Kesal lantaran di abaikan, Zifanya langsung menutup laptop Jeno lalu melipat tangannya membuang muka. Alih-alih mendapat perhatian Jeno, ia lagi-lagi terabaikan. Tidak pantang menyerah, Zifanya kini membalikkan kursi Jeno menghadap ke dirinya, otomatis lelaki itu menatap dirinya. Dan berhasil.

"Ada apa?" tanya Jeno terkesan dingin.

"Kamu udah makan siang belum? Kita lunch bareng yuk! Aku ada rekomendasi tempat makan yang lagi hits. Gak jauh kok tempatnya, kira-kira dua puluh menit dari rumah kamu," katanya menjelaskan maksud kedatangannya.

"Aku sibuk." Balas Jeno membalikkan kursinya ke posisi semula menghadap laptop.

"Bentar aja gak lama. Ya! Mau ya! Ayo dong, kita udah lama gak makan bareng di luar," ujar Zifanya. "Nanti aku ngambek nih!"

Hasilnya sama saja. Jeno tak menggubrisnya. Karena gak punya pilihan lain, Zifanya akhirnya memutuskan memakai cara terakhir. Ia yakin kali ini Jeno akan mendengarkannya.

"Jen, sebenarnya aku hamil...." ucap Zifanya lirih.

Benar saja ternyata, Jeno langsung menatap Zifanya terkejut.

"Kamu bilang apa barusan?" tanya Jeno memastikan. "Kamu beneran hamil?" lanjutnya.

Sambil tertawa Zifanya mengatakan, "Ya gak mungkin lah! Ya kali, emang aku sebodoh itu? Aku tadi cuma buat kamu lihat aku aja."

Jeno melihat tajam manik mata milik Zifanya. Semenit kemudian ia kembali menatap laptop.

"Jeno!"

"Cukup Zifa!" kata Jeno. "Kamu gak perlu buat kaya tadi. Kamu pikir itu lucu? Kamu pikir aku gak marah pas kamu ngomong tadi? Kamu pikir aku gak jantungan karena ulahmu tadi?!" lanjutnya.
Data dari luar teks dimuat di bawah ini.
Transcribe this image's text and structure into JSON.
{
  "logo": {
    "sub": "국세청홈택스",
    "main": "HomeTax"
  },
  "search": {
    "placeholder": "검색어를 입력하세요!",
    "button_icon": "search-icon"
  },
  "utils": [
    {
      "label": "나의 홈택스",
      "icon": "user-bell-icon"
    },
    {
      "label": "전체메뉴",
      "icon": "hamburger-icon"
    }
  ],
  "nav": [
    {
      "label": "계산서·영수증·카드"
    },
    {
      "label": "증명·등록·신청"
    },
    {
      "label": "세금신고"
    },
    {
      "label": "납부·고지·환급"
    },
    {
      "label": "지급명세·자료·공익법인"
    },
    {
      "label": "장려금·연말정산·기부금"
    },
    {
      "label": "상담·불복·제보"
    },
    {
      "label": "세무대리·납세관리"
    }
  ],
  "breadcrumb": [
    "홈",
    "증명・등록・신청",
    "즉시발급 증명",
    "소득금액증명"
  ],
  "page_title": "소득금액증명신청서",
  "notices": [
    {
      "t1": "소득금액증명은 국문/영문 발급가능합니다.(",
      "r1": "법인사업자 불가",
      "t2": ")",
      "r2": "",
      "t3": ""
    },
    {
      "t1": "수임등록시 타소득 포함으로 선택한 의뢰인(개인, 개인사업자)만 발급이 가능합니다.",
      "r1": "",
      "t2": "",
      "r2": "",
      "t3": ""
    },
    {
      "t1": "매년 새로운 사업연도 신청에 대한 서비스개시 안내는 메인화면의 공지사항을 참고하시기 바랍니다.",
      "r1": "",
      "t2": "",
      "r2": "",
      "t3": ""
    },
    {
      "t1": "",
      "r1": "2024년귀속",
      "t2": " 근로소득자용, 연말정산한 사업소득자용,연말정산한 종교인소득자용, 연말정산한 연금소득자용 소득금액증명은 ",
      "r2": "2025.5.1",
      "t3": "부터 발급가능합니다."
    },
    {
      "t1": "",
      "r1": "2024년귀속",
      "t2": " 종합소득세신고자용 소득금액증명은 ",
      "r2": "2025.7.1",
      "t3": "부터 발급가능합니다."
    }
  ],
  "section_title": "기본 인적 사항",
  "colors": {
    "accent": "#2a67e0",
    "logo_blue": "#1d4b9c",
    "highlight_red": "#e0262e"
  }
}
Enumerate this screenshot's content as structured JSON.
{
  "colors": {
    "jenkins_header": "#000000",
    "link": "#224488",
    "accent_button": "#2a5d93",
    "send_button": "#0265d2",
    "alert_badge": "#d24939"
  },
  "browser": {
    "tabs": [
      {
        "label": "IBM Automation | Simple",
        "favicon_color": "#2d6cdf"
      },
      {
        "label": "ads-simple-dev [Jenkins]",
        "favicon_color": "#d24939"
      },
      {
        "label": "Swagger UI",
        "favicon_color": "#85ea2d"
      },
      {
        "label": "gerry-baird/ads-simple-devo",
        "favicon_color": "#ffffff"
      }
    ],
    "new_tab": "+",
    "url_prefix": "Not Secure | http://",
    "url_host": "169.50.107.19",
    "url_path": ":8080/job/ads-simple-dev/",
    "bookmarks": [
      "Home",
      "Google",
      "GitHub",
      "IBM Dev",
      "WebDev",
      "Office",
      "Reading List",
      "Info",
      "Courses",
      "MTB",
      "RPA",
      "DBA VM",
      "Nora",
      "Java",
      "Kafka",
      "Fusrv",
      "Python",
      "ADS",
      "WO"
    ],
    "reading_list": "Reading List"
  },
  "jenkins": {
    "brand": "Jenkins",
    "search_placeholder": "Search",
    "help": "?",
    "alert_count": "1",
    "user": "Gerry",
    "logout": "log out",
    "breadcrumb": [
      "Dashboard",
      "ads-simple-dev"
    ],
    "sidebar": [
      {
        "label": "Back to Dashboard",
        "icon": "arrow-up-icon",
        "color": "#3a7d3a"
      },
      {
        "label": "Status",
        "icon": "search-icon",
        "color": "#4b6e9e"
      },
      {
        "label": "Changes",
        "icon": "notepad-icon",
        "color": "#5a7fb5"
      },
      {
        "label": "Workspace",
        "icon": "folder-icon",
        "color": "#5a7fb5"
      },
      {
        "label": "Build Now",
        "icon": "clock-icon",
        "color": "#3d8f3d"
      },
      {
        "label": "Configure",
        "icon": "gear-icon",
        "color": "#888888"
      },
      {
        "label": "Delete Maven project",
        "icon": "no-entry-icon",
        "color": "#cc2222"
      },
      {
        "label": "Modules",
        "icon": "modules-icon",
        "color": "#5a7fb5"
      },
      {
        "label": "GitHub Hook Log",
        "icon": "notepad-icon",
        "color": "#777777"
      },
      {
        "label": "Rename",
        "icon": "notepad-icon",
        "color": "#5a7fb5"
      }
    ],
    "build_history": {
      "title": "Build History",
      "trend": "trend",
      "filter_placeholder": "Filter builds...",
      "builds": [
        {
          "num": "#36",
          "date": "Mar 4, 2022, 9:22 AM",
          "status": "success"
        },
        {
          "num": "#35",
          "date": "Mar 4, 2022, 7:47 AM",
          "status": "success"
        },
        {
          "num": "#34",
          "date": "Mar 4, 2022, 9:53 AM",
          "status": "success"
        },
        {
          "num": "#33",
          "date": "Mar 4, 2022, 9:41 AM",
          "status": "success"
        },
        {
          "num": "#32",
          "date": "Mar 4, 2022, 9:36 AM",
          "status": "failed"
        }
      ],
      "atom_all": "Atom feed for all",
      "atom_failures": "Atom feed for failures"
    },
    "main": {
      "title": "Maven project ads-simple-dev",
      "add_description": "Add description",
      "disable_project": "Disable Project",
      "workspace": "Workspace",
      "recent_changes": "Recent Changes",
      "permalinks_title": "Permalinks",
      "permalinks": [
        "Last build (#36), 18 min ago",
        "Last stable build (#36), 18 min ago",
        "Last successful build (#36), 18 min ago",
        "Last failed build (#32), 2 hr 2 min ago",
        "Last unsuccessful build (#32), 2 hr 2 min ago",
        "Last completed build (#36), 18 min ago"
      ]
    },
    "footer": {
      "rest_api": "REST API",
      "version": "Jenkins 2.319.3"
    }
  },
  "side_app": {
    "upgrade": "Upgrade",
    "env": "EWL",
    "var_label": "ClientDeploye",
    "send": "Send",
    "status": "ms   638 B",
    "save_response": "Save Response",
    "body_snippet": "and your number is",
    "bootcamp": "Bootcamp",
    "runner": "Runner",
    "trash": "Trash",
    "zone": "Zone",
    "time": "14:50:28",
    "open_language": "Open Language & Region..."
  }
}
"Ya maaf. Aku buat kaya gitu supaya kamu mau liat aku," jawab Zifanya.

"Gak begitu caranya. Kalo kamu mau lunch, kamu bilang baik-baik," nasihat Jeno.

Jeno berdiri dan mengajak Zifanya keluar dari ruang kerjanya agar mereka bisa makan siang bareng seperti yang wanita itu inginkan tadi. Dengan hati berbunga-bunga Zifanya menyusul Jeno.

......

"Kamu mau pesan apa San?" tanya Ziko kepada Sandina.

"Hmm, aku shusi aja deh," balas Sandina.

"Oke mbak, Shusi satu Miso Ramen juga satu!" ujar Ziko kepada pelayan Restoran.

Tadi, Ziko mengajak Sandina makan siang di sebuah Restoran Jepang yang baru buka dan lagi hits. Awalnya, Sandina bimbang apalagi lokasinya jalannya cukup dekat dengan arah ke rumah masa lalunya. Tetapi, Ziko meyakinkannya dan Ziko berjanji akan memutar jalan agar Sandina tidak mengingat-ngingat lagi masa lalunya.